Guo exalts in creating a compelling mystery, dropping hints about her characters’ backgrounds into the rich tangibility of the present moment that their letters capture. The letters in question are an exchange between intensely political punk rock musician Kublai Jian, exiled from China following the distribution of a subversive manifesto at one of his concerts, and his poet girlfriend Deng Mu, who shares Jian’s beliefs but struggles to understand the aggression of his rebellion.
Both Jian and Mu have highly distinct voices in the novel, remaining powerful even against the scale of the political events that serve as a backdrop to their story: censorship, massacres and an oppressive totalitarian society. In spite of their criticisms of their country, the travels of the two characters seem to evoke a stronger sense of place and of homeland than the sections of the novel that are set in China itself, with Jian’s impressions of England as bland, sluggish and lifeless and Mu’s feeling of alienation from the glitzy falsity of the USA causing them to cling to vivid memories of their home and shared life together, sending letters that each is uncertain the other will even receive.

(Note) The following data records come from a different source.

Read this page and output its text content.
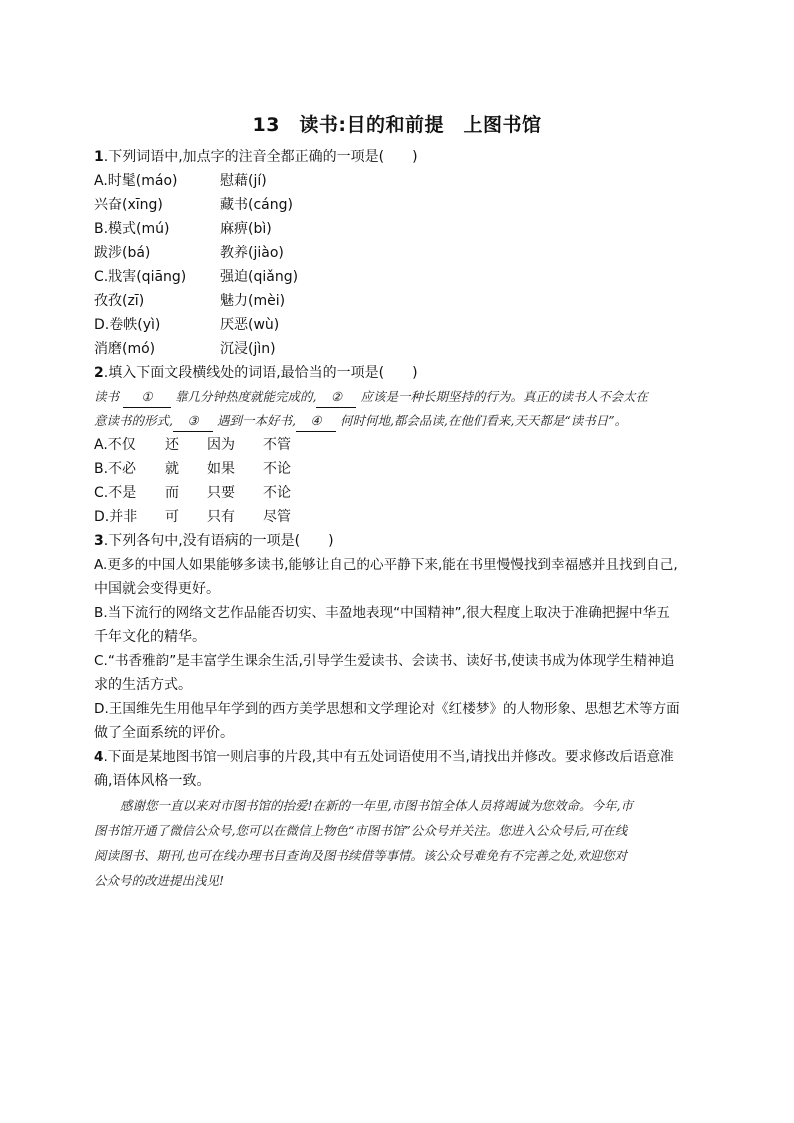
13　读书:目的和前提　上图书馆
1.下列词语中,加点字的注音全都正确的一项是(　　)
A.时髦(máo)	慰藉(jí)
兴奋(xīng)	藏书(cáng)
B.模式(mú)	麻痹(bì)
跋涉(bá)	教养(jiào)
C.戕害(qiāng) 强迫(qiǎng)
孜孜(zī)	魅力(mèi)
D.卷帙(yì)	厌恶(wù)
消磨(mó)	沉浸(jìn)
2.填入下面文段横线处的词语,最恰当的一项是(　　)
读书 ① 靠几分钟热度就能完成的, ② 应该是一种长期坚持的行为。真正的读书人不会太在
意读书的形式, ③ 遇到一本好书, ④ 何时何地,都会品读,在他们看来,天天都是“读书日”。
A.不仅 还 因为 不管
B.不必 就 如果 不论
C.不是 而 只要 不论
D.并非 可 只有 尽管
3.下列各句中,没有语病的一项是(　　)
A.更多的中国人如果能够多读书,能够让自己的心平静下来,能在书里慢慢找到幸福感并且找到自己,
中国就会变得更好。
B.当下流行的网络文艺作品能否切实、丰盈地表现“中国精神”,很大程度上取决于准确把握中华五
千年文化的精华。
C.“书香雅韵”是丰富学生课余生活,引导学生爱读书、会读书、读好书,使读书成为体现学生精神追
求的生活方式。
D.王国维先生用他早年学到的西方美学思想和文学理论对《红楼梦》的人物形象、思想艺术等方面
做了全面系统的评价。
4.下面是某地图书馆一则启事的片段,其中有五处词语使用不当,请找出并修改。要求修改后语意准
确,语体风格一致。
感谢您一直以来对市图书馆的抬爱!在新的一年里,市图书馆全体人员将竭诚为您效命。今年,市
图书馆开通了微信公众号,您可以在微信上物色“市图书馆”公众号并关注。您进入公众号后,可在线
阅读图书、期刊,也可在线办理书目查询及图书续借等事情。该公众号难免有不完善之处,欢迎您对
公众号的改进提出浅见!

Through their separate journeys, Jian and Mu are able to come to a better understanding of one another, as Jian’s revolutionary zeal gives way to a more measured wisdom, while Mu’s foray into the punk music scene allows her to acknowledge the power of performance in challenging complacent world views.
One of the major questions that I Am China poses is that of translation: is it truly possible to translate between two languages without sense and meaning being irrevocably lost? In a similar sense, the narrative also asks whether two people can ever truly understand one another. The novel’s nominal protagonist Iona asks herself these questions as she struggles to find meaning in her isolated existence, with her translations of the letters offering her a sense of “aliveness”, a feeling that had previously eluded her. As Iona pieces together Jian and Mu’s relationship, her reliability as both translator and narrator can be called into question – are the characters she creates real, or, to some extent, projections of her own frustrated desires? While the narrative of the estranged couple seems almost mythical in status, compared frequently by Iona to the tragic Chinese story ‘The Butterfly Lovers’, the Western portions of the novel often fall flat. Iona has little substance as a character compared to the lives she documents, drifting through life until she obtains, apparently from nowhere, a neatly-parcelled fairytale ending that somehow lacks any of the spirit of the novel’s principal romance.
Although I Am China is at times lacking in its frame narrative, the sheer scale of the story of Jian and Mu acts as the true heart of the novel. Guo presents a romance free of cliché, as well as a powerful message about maintaining individuality and a sense of self in spite of alienation and political oppression. In the words of Jian’s manifesto, China is its people, not merely a state, and Guo’s novel provides us with a memorable insight into two of these people’s lives.